The trick of looking for the hot cap works great if your failure mode is a shorted cap and the MB will stay on long enough for it to heat up. I doubt it will work in this case.
Possibly a good time to consider upgrading rather than repair. That board should have about 50 through-hole electrolytics which you wouldn't want to waste the money and time on replacing all of. On the other hand you could try in-place checking with the old trick of using a signal generator and a scope to evaluate ESR:
http://electronics-diy.com/electronic_schematic.php?id=948
https://www.nutsvolts.com/questions-and-answers/capacitor-esr-tester
https://circuitdigest.com/electronic-circuits/capacitor-esr-meter-circuit-using-555-timer-ic
You get the idea.
Also keep in mind that motherboards are many, many layers thick with large ground planes and no thermal relief, so your old Radio Shack soldering iron is not going to do the trick. It helps to have a variety of tools that can transfer a lot of heat and knowledge of a few techniques.
analogRF:
--- Quote from: ollopa on January 02, 2020, 01:52:29 am ---Typically the power sequencer will hold the CPU in reset until all the monitored supplies are within tolerance or until it detects a fault and shuts off the main power supply. I think what you're observing is the initial turn-on attempt followed by a fault and it giving up. I mentioned mine does the same thing if the +12V is disconnected but in your case it's probably one of the regulated supplies on the MB.

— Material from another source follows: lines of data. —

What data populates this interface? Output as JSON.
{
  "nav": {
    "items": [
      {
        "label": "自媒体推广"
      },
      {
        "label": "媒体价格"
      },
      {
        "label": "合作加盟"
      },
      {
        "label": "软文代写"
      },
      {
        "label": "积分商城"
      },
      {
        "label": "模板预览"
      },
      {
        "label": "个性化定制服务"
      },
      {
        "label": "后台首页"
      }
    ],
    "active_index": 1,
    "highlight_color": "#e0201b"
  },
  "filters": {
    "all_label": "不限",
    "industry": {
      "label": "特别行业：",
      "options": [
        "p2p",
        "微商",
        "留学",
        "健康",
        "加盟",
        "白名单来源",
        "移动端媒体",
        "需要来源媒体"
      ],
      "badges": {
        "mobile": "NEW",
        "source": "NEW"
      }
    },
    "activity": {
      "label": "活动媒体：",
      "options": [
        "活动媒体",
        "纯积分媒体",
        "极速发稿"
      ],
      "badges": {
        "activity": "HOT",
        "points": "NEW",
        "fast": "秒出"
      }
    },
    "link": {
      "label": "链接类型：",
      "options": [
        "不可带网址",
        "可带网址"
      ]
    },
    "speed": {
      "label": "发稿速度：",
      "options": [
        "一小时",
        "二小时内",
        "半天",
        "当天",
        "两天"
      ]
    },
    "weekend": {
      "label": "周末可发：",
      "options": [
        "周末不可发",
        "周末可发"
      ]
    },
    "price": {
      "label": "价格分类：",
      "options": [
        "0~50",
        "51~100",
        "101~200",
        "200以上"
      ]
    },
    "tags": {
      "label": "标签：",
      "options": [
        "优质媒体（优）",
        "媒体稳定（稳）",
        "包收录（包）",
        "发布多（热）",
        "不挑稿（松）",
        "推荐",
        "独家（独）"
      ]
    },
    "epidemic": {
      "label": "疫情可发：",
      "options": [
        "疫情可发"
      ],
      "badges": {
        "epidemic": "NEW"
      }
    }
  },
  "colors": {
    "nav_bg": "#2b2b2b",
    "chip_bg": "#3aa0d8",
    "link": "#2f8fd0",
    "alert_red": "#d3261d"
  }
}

The trick of looking for the hot cap works great if your failure mode is a shorted cap and the MB will stay on long enough for it to heat up. I doubt it will work in this case.
Possibly a good time to consider upgrading rather than repair. That board should have about 50 through-hole electrolytics which you wouldn't want to waste the money and time on replacing all of. On the other hand you could try in-place checking with the old trick of using a signal generator and a scope to evaluate ESR:
http://electronics-diy.com/electronic_schematic.php?id=948
https://www.nutsvolts.com/questions-and-answers/capacitor-esr-tester
https://circuitdigest.com/electronic-circuits/capacitor-esr-meter-circuit-using-555-timer-ic
You get the idea.
Also keep in mind that motherboards are many, many layers thick with large ground planes and no thermal relief, so your old Radio Shack soldering iron is not going to do the trick. It helps to have a variety of tools that can transfer a lot of heat and knowledge of a few techniques.
--- End quote ---
I also thought that it could be one of the on board regulators/dc-dc converters...we'll see
I know how hard it is to replace the caps on motherboards. I recently did that on a FIC503A (Agilent 54845A) and it drove me nuts...
for soldering I have a Hakko and it did the job on that FIC mobo albeit with a lot of pain.
for in-circuit ESR test, I usually use my HP 4263B (I bought it with recent calibration for $440 delivererd about 16-18 month ago ;D ;D)
with 20-50mV rms test voltage. Usually gives a very good indication but of course it depends on the circuit.
unfortunately in case of power supply filters when there are inductors in series between two caps you can never know what you are measuring exactly specially at low frequency ....
analogRF:
for upgrade, what motherboard do you guys suggest?
I am looking for something that fits in place of the original one with no tempering with the scope body and back panel, etc...
and I dont want to change the LCD or anything.
nctnico:
You'll need at least a MB with an Intel chipset and AGP slot so the display will work. The most ideal situation is to simply get the same motherboard.
Still... your problem could be the CPU (or the CPU got fried) so get a new CPU too.